Maître Jacques et Harpagon

L’annonce du déficit public officiel pour l’année 2023, qui s’établit à 5,5 % du produit intérieur brut, a constitué un démenti cinglant à l’optimisme de circonstance affiché par Bercy, qui avait tablé sur 4,9 %, déjà très au-dessus de la barre fatidique des 3 % qui est toujours l’objectif du gouvernement, qu’il espère contre toute vraisemblance atteindre en 2027. Pourquoi ne peut-on pas croire sur parole Bruno Le Maire quand il affirme que nous pouvons y parvenir sans augmenter les impôts ? Peut-être parce que nous sommes un peuple cartésien et que nous ne voyons pas comment ce qui n’a pas été possible jusqu’à présent le deviendrait sans un renversement de la logique pratiquée par le ministère de l’Économie.

« Faire bonne chère avec peu d’argent », tel est le défi imposé au factotum d’Harpagon dans la pièce de Molière, et qu’il ne peut bien entendu pas relever. Ce qui est sous-entendu à travers le discours officiel, c’est que les déficits sont imputables aux maitres Jacques du bas de l’échelle sociale, les exécutants qui ne réussissent pas à faire les économies attendues et qui en veulent toujours plus. Un bon exemple en est la gestion des établissements d’hébergement pour les personnes âgées dépendantes, dont la situation catastrophique a été mise en évidence dans plusieurs scandales récents. On sait que le déficit de soin que l’on constate, voire les maltraitances, trouve son origine dans le manque criant de personnel, mesurable par le taux d’encadrement actuellement autour de 6 pour 10 résidents en moyenne en France, alors qu’il faudrait au minimum 8 soignants pour 10 patients. Les Agences régionales de Santé ont lancé un vaste programme d’inspections systématiques de ces établissements, alors que ce problème, clairement identifié, doit être résolu par une politique budgétaire définie à l’échelon national, et que les finances des EHPADS sont soumises à un prix de journée, comprenant le poste du personnel, défini par l’état.

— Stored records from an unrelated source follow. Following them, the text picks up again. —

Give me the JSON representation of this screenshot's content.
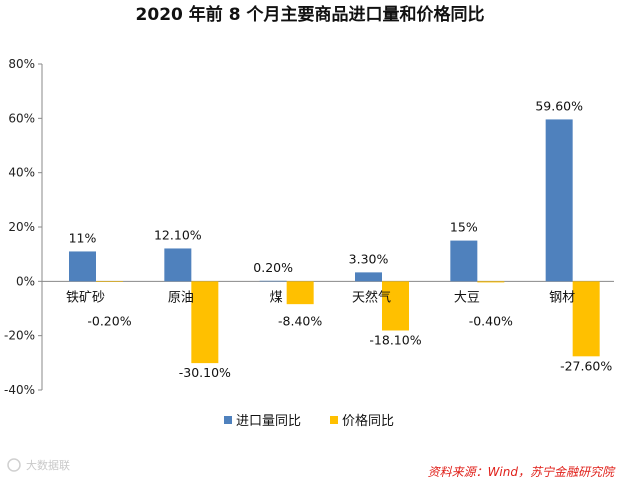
{
  "chart_data": {
    "type": "bar",
    "title": "2020 年前 8 个月主要商品进口量和价格同比",
    "categories": [
      "铁矿砂",
      "原油",
      "煤",
      "天然气",
      "大豆",
      "钢材"
    ],
    "series": [
      {
        "name": "进口量同比",
        "color": "#4f81bd",
        "values": [
          11,
          12.1,
          0.2,
          3.3,
          15,
          59.6
        ],
        "labels": [
          "11%",
          "12.10%",
          "0.20%",
          "3.30%",
          "15%",
          "59.60%"
        ]
      },
      {
        "name": "价格同比",
        "color": "#ffc000",
        "values": [
          -0.2,
          -30.1,
          -8.4,
          -18.1,
          -0.4,
          -27.6
        ],
        "labels": [
          "-0.20%",
          "-30.10%",
          "-8.40%",
          "-18.10%",
          "-0.40%",
          "-27.60%"
        ]
      }
    ],
    "ylim": [
      -40,
      80
    ],
    "yticks": [
      80,
      60,
      40,
      20,
      0,
      -20,
      -40
    ],
    "ytick_labels": [
      "80%",
      "60%",
      "40%",
      "20%",
      "0%",
      "-20%",
      "-40%"
    ],
    "xlabel": "",
    "ylabel": "",
    "legend_position": "bottom",
    "grid": false
  },
  "source": "资料来源：Wind，苏宁金融研究院",
  "watermark": "大数据联"
}
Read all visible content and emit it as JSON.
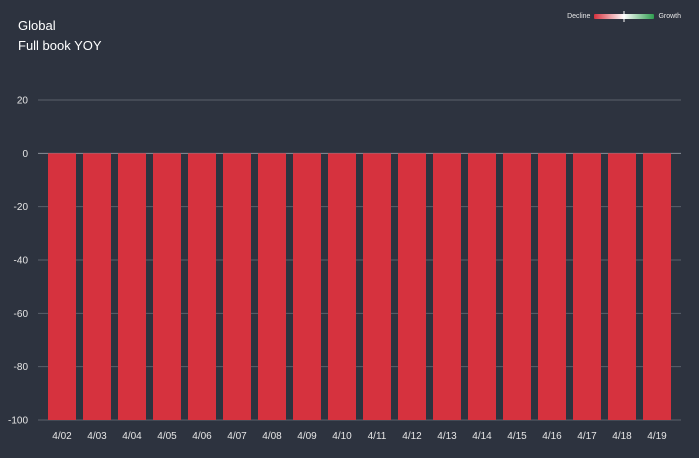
{
  "header": {
    "title_line1": "Global",
    "title_line2": "Full book YOY"
  },
  "legend": {
    "left_label": "Decline",
    "right_label": "Growth",
    "negative_color": "#d6323e",
    "positive_color": "#2e9e4f"
  },
  "colors": {
    "background": "#2d333f",
    "bar": "#d6323e",
    "grid": "#5a606b",
    "zero_line": "#8a8f98"
  },
  "chart_data": {
    "type": "bar",
    "categories": [
      "4/02",
      "4/03",
      "4/04",
      "4/05",
      "4/06",
      "4/07",
      "4/08",
      "4/09",
      "4/10",
      "4/11",
      "4/12",
      "4/13",
      "4/14",
      "4/15",
      "4/16",
      "4/17",
      "4/18",
      "4/19"
    ],
    "values": [
      -100,
      -100,
      -100,
      -100,
      -100,
      -100,
      -100,
      -100,
      -100,
      -100,
      -100,
      -100,
      -100,
      -100,
      -100,
      -100,
      -100,
      -100
    ],
    "ylim": [
      -100,
      20
    ],
    "yticks": [
      20,
      0,
      -20,
      -40,
      -60,
      -80,
      -100
    ],
    "grid": true
  }
}
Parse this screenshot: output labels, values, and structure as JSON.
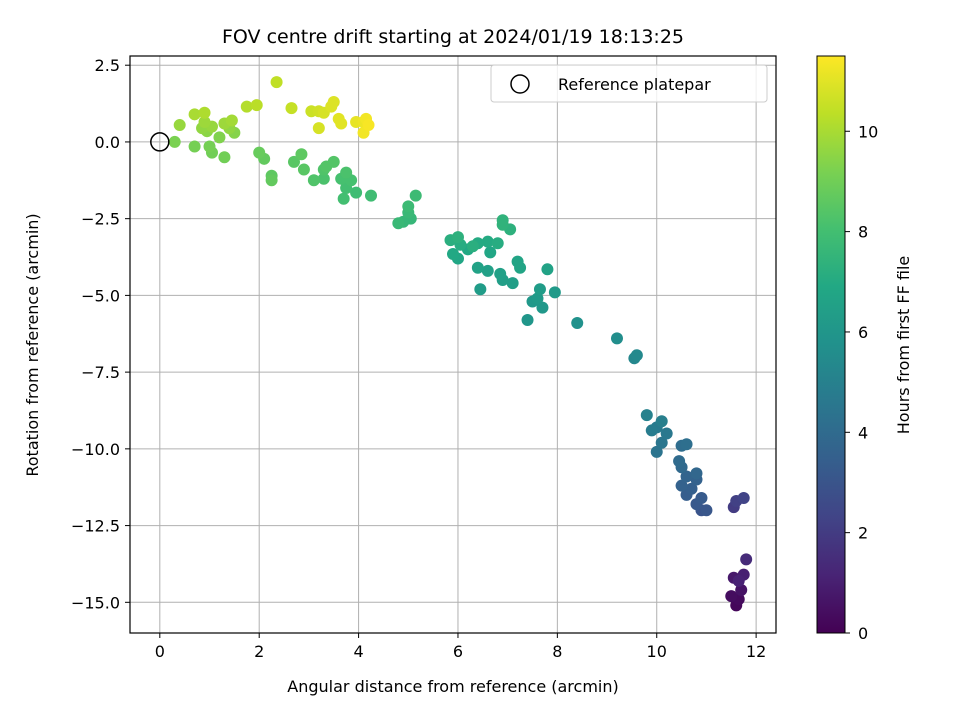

Il faudrait donc débourser des sommes considérables, simplement pour conserver le niveau actuel de prestations, très largement insuffisant, et plus encore pour atteindre un minimum que nous devons aux plus anciens qui n’ont pas mérité ces maltraitances indignes d’un pays qui se dit civilisé. Et le raisonnement est le même dans beaucoup de secteurs. Le refus obstiné de toucher au premier centime des privilégiés, qu’ils soient des professionnels ou des particuliers, qui se traduit par le slogan « aucun impôt supplémentaire » engendre mécaniquement, par le jeu de l’inflation, une réduction du pouvoir d’achat des Français, ce qui n’est rien d’autre qu’un impôt déguisé, et sans aucun amortisseur social. Non seulement notre société devient de plus en plus inégalitaire, mais elle est également de moins en moins efficace, avec des conséquences sur la vie quotidienne des plus défavorisés. Le Maitre Jacques de Bercy prétend toujours pouvoir faire des miracles, mais l’Harpagon de l’Élysée tient les cordons de la bourse bien serrés.